EagleTribune.com, North Andover, MA

January 12, 2013

Chief aims to restore school liaison officer

Proposal comes in wake of Newtown, other tragedies

By Angeljean Chiaramida
STAFF WRITER

---- — GEORGETOWN — Police Chief Jim Mulligan is seeking to renew police presence in the town’s schools in the wake of recent violence from Connecticut to California.

Mulligan will go before selectmen Monday night seeking support to restore funding for the Police Department’s school liaison officer position on a part-time basis in hopes of minimizing the potential for deadly violence to occur locally.

Officials everywhere are grappling with how to keep children safe following the December tragedy at Sandy Hook Elementary School in Newtown, Conn., when a gunman blasted his way into the school, killing 20 first-graders and six staff members.
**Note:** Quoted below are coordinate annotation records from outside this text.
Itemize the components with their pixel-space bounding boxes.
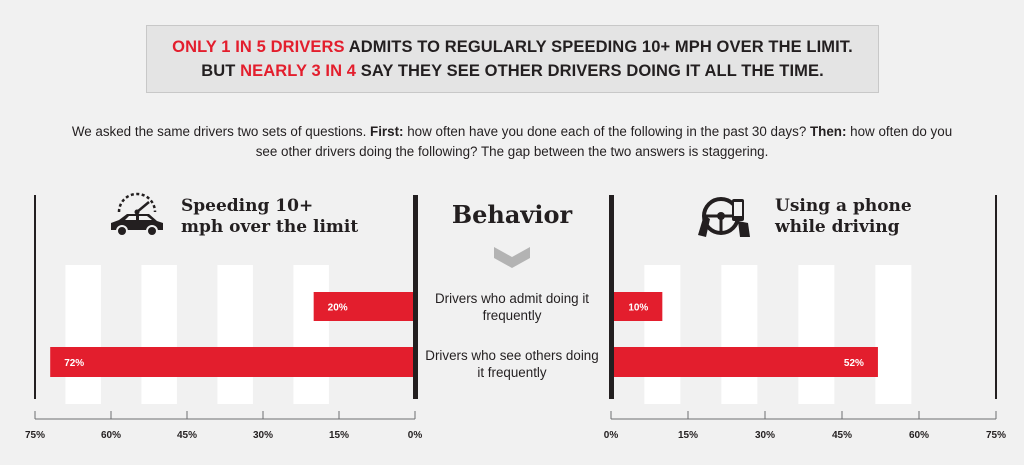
right-bar-label-0: 10% <box>628 303 648 314</box>
intro-part-2: how often have you done each of the foll… <box>403 124 810 139</box>
intro-bold-then: Then: <box>809 124 847 139</box>
right-tick-label-5: 75% <box>986 430 1006 441</box>
headline-highlight-1: ONLY 1 IN 5 DRIVERS <box>172 38 345 56</box>
left-chart-title: Speeding 10+ mph over the limit <box>181 196 358 238</box>
left-grid-band-2 <box>217 265 253 404</box>
right-grid-band-3 <box>875 265 912 404</box>
left-tick-label-5: 0% <box>408 430 423 441</box>
left-grid-band-1 <box>141 265 177 404</box>
intro-part-3: how often do you see other drivers doing… <box>255 124 953 159</box>
left-tick-label-1: 60% <box>101 430 121 441</box>
headline-line-2: BUT NEARLY 3 IN 4 SAY THEY SEE OTHER DRI… <box>147 59 878 83</box>
intro-bold-first: First: <box>370 124 404 139</box>
right-tick-label-0: 0% <box>604 430 619 441</box>
right-tick-label-3: 45% <box>832 430 852 441</box>
headline-text-2b: SAY THEY SEE OTHER DRIVERS DOING IT ALL … <box>356 62 824 80</box>
right-grid-band-0 <box>644 265 681 404</box>
left-grid-band-0 <box>65 265 101 404</box>
left-tick-label-3: 30% <box>253 430 273 441</box>
right-zero-baseline <box>609 195 614 399</box>
right-bar-label-1: 52% <box>844 358 864 369</box>
right-chart-title-line-1: Using a phone <box>775 196 912 216</box>
left-bar-1 <box>50 347 415 377</box>
left-bar-label-1: 72% <box>64 358 84 369</box>
left-chart-title-line-2: mph over the limit <box>181 217 359 237</box>
headline-highlight-2: NEARLY 3 IN 4 <box>240 62 357 80</box>
right-chart-title-line-2: while driving <box>775 217 900 237</box>
left-tick-label-0: 75% <box>25 430 45 441</box>
left-tick-label-2: 45% <box>177 430 197 441</box>
headline-line-1: ONLY 1 IN 5 DRIVERS ADMITS TO REGULARLY … <box>147 35 878 59</box>
chevron-down-icon <box>494 247 530 268</box>
left-chart-title-line-1: Speeding 10+ <box>181 196 314 216</box>
left-bar-0 <box>313 292 415 321</box>
headline-text-1: ADMITS TO REGULARLY SPEEDING 10+ MPH OVE… <box>344 38 853 56</box>
phone-steering-icon <box>698 197 750 237</box>
headline-text-2a: BUT <box>201 62 241 80</box>
speeding-car-icon <box>111 192 163 237</box>
left-bar-label-0: 20% <box>328 303 348 314</box>
right-bar-1 <box>611 347 878 377</box>
intro-part-1: We asked the same drivers two sets of qu… <box>71 124 371 139</box>
right-chart-title: Using a phone while driving <box>775 196 912 238</box>
right-grid-band-2 <box>798 265 835 404</box>
right-bar-0 <box>611 292 663 321</box>
left-tick-label-4: 15% <box>329 430 349 441</box>
row-label-see-others: Drivers who see others doing it frequent… <box>425 348 599 380</box>
behavior-heading: Behavior <box>451 200 573 229</box>
right-tick-label-4: 60% <box>909 430 929 441</box>
intro-text: We asked the same drivers two sets of qu… <box>60 122 964 162</box>
right-tick-label-2: 30% <box>755 430 775 441</box>
right-grid-band-1 <box>721 265 758 404</box>
row-label-admit: Drivers who admit doing it frequently <box>434 291 590 323</box>
left-grid-band-3 <box>293 265 329 404</box>
left-zero-baseline <box>413 195 418 399</box>
headline-banner: ONLY 1 IN 5 DRIVERS ADMITS TO REGULARLY … <box>146 25 879 93</box>
right-tick-label-1: 15% <box>678 430 698 441</box>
Mulligan said what law enforcement professionals have learned from that tragedy as well as Thursday’s shooting at Taft Union High School in California, this summer’s theater massacre in Aurora, Colo., and other tragedies is that when it comes to school and mass shootings, no community is immune.

“Newtown is every town,” Mulligan said. “What happened there, can happen anywhere.”

Following the horror of Newtown, Mulligan took part in a community forum to discuss the issue with educators, parents and residents. He listened, then told the group what police professionals have found themselves having to explain recently.

“I told them I can’t stop this kind of thing,” Mulligan said. “What we can do is try to minimize it.”

Georgetown once had a full-time school resource officer, a trained professional who worked in the schools every day. For three years, the position was partially underwritten by a federal grant. The fourth year, the job was funded by the town, as the grant required. But after that, the funds to maintain a full-time police presence in the schools were cut, Mulligan said.

The position was reduced to a police liaison officer three days a week, the chief said. But even that fell victim to budget cuts when finances got dicey a few years ago, he said.

Mulligan said he feels strongly that renewing the position will give parents, students and educators an additional measure of safety.

Georgetown schools are physically secure, with locked entrances and cameras on every door, Mulligan said. Admittance to schools only comes after buzzers at the doors are pushed and staff can check out the person seeking entry, he said.

Should police be called to the schools in an emergency, Mulligan said every officer on duty would respond, with an expected arrival time from the station of 1.5 to 2.5 minutes. But, he added, given that duty officers could be engaged in other emergency calls, having a school liaison officer dedicated to handling the schools exclusively would provide better coverage.

Not having one leaves a gap, he said.

“I feel that this is a hole that should be plugged,” Mulligan said.

Officers trained to work in schools with children fill another important role, Mulligan said. They can be helpful in detecting problems before they happen, which he said has occurred many times throughout the nation. Students hearing of someone planning a violent act have been known to reach out to school officers they have come to trust, he said, in some cases saving lives as a result.

Mulligan said if selectmen back his proposal, he will then ask the Finance Advisory Committee for a transfer from the town’s free cash account into the Police Department budget to pay for the liaison officer position from February to the end of school in June.

“If I have the selectmen’s support on this, I’ll calculate the cost and go forward with the Finance Committee,” Mulligan said. “If not, I’ll drop it.”